Lalu dunia cerpen menyapanya, ia merasa semakin mudah mengekspresikan diri dengan kata-kata, terlebih saat ia mulai berkenalan dengan sajak-sajak, maka jadilah ia seperti sekarang. Kecanduan dengan kata-kata....!!!
Hmm.., tulisan di atas saya kira cukup untuk menjadi prolog ! Yah.., anak kecil di atas tak lain dan tak bukan memang adalah saya sendiri. Saya memang baru sadar harus banyak berterima kasih pada Naoko Takeuchi (Komikus yang ’melahirkan’ SailorMoon) karena atas hobby membaca komik-komiknya-lah saya jadi senang berimajinasi, tak berlebihan saya kira kalau saya katakan karena itulah saya jadi senang menulis (bukankah untuk menulis kita kudu seneng membaca???).
Nah..., pas masuk SMA, saya serasa ketiban duren runtuh ! Ternyata saya bisa menemukan komunitas yang bisa menjadi obat buat penyakit ’gila nulis’ saya itu. Organisasi itu bernama Jenius’03. Awalnya saya tak pernah menduga bakal begitu punya keterikatan batin yang teramat sangat dengan organisasi ini (ceilee...). Tapi ternyata memang demikianlah adanya.
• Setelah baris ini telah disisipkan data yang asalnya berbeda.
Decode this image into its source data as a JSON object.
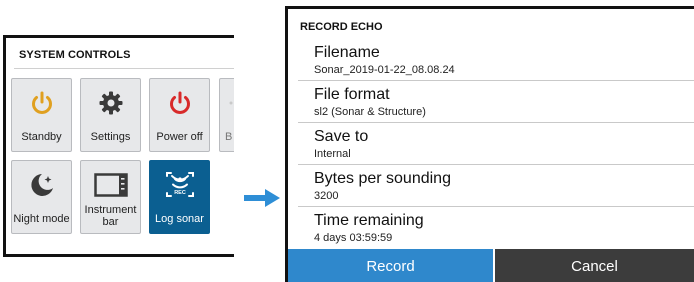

Karena cukup mendapat kepercayaan menjadi pengurus inti waktu masih kelas satu (saat itu saya jadi wakil sekretaris dan satu-satunya pengurus inti yang kelas 1, yang laen kelas 2 semua...), trus berlanjut menyandang predikat Redaktur Pelaksana (sama anak2 sering disingkat jadi RePe...) pas kepengurusan selanjutnya, saya jadi begitu cinta dengan organisasi ini, apalagi pas ngerasa bahwa dari Jenius-lah saya dapat banyaaaaak pengalaman, lomba-lomba(yang alhamdulillah menang...), diklat-diklat, bengkel sastra, dan lain-lain!!! Pokoknya serasa menemukan tambatan hati deh...
Makanya pas harus melepas jabatan di 19/9/06 kemarin (tepat 1 tahun 15 hari menjabar jadi RePe), rasanya beraaaaat sekali ! Membayangkan tidak ada rapat2 lagi, tidak ada edit buletin lagi, tak ada kerja mading lagi..., waaah..., makanya web-blog ini jadi ’pelarian’ setelah Jenius tak bisa lagi jadi media penyalur tulisan!!! Sedihnya...
Tapi, terlepas dari itu semua, selalu ada harapan buat Jenius supaya bisa terus eksis dan lebih baik lagi. Seandainya ada Jenius Crew yang baca tulisan ini, pesan saya, terus semangat, terus goreskan pena dan pertajam kata-kata ...., mumpung waktu masih ada ! Yah?!
(Buat semua Pengurus Jenius 2004/2005 and 2005/2006, miss u all...!!!)